I'm glad to see that you provided all your work on Github, fully open to other Aibo users like us.

In the end, I still plan to recreate a pseudo PCB layout clone from the original, just in case someone like me wants to recreate an old school PCB with deprecated components (which you can still find at aliexpress for example bq2040...).

Thank you for your feedback, I will not fail to point to your Github repo at the next release.

Cheers, Loic

lpollier commented 2 years ago

Also I hope you will provide a PCB for ERS-2xx Aibo's soon.

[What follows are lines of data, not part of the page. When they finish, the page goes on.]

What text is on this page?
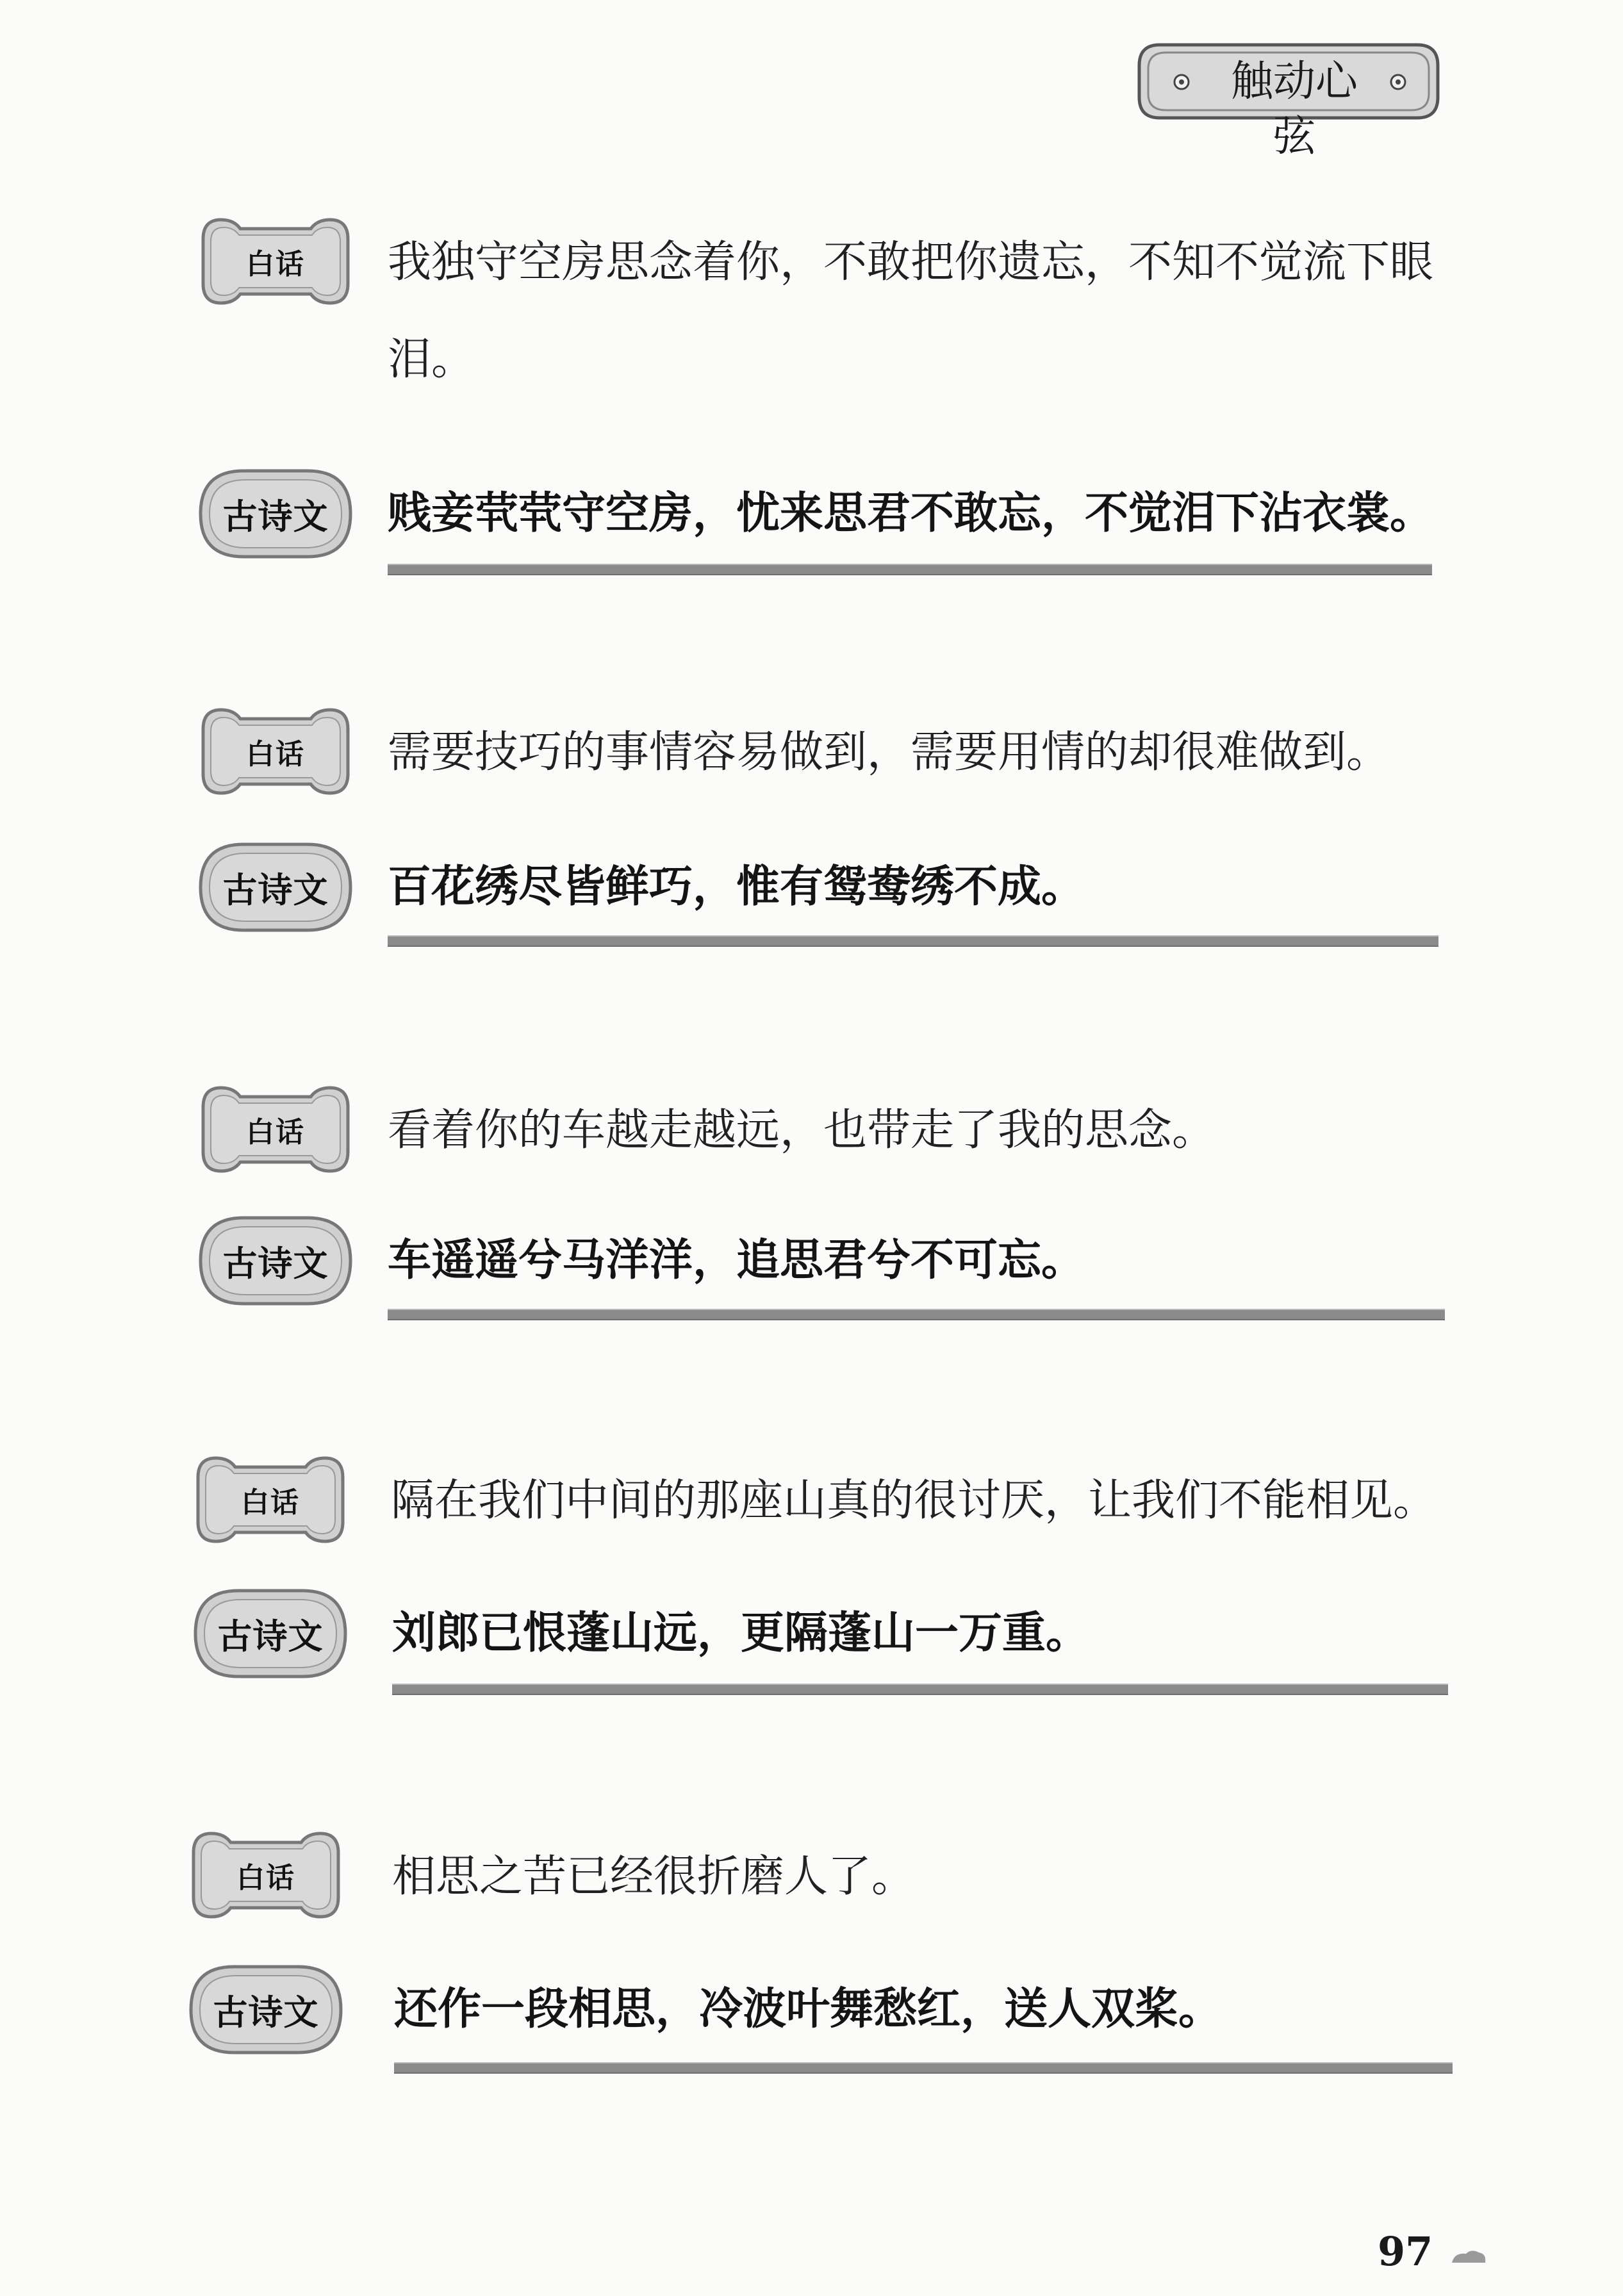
触动心弦
白话	我独守空房思念着你，不敢把你遗忘，不知不觉流下眼泪。
古诗文	贱妾茕茕守空房，忧来思君不敢忘，不觉泪下沾衣裳。
白话	需要技巧的事情容易做到，需要用情的却很难做到。
古诗文	百花绣尽皆鲜巧，惟有鸳鸯绣不成。
白话	看着你的车越走越远，也带走了我的思念。
古诗文	车遥遥兮马洋洋，追思君兮不可忘。
白话	隔在我们中间的那座山真的很讨厌，让我们不能相见。
古诗文	刘郎已恨蓬山远，更隔蓬山一万重。
白话	相思之苦已经很折磨人了。
古诗文	还作一段相思，冷波叶舞愁红，送人双桨。
97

r00li commented 2 years ago

I went with the MAX simply because it was cheap, the most readily available and unlike Texas offerings a lot more integrated - needing less components and doing pretty much everything - protection, charge monitoring, balancing, ... All that you really need. Plus very configurable.

Yeah the 2xx shouldn't be much of a problem. I just want to ship the first few test samples to people first, get their feedback and see if I need to change something. After that is done it should be just a matter of moving the connector a bit - 2xx seems to have it a bit nearer the edges than 3xx.

lpollier commented 2 years ago

I see. He prides me on testing this PCB. I knew MAXIM well, just like TI, and I have nothing to say on the technical side that could incriminate them. So for me it's very good to switch to another ecosystem that works in the same conditions (generic or normative). Very happy you have accomplished your initial goal.

lpollier commented 2 years ago

Hi Andrej,

Any update from you on your project and an ERA-201B1 compatible PCB? I provided a link to your project, so I will close this issue. Do not hesitate to let us know the results of the tests you have carried out with the ERA-301B1/ERS-7Bx version.

r00li commented 2 years ago

Hi Andrej,

Any update from you on your project and an ERA-201B1 compatible PCB? I provided a link to your project, so I will close this issue. Do not hesitate to let us know the results of the tests you have carried out with the ERA-301B1/ERS-7Bx version.

Hey! I just tested the ERS-2xx version of my project today. So all of it should be on my github either today or tomorrow.

lpollier commented 2 years ago

Great. One day I will try to assemble one myself.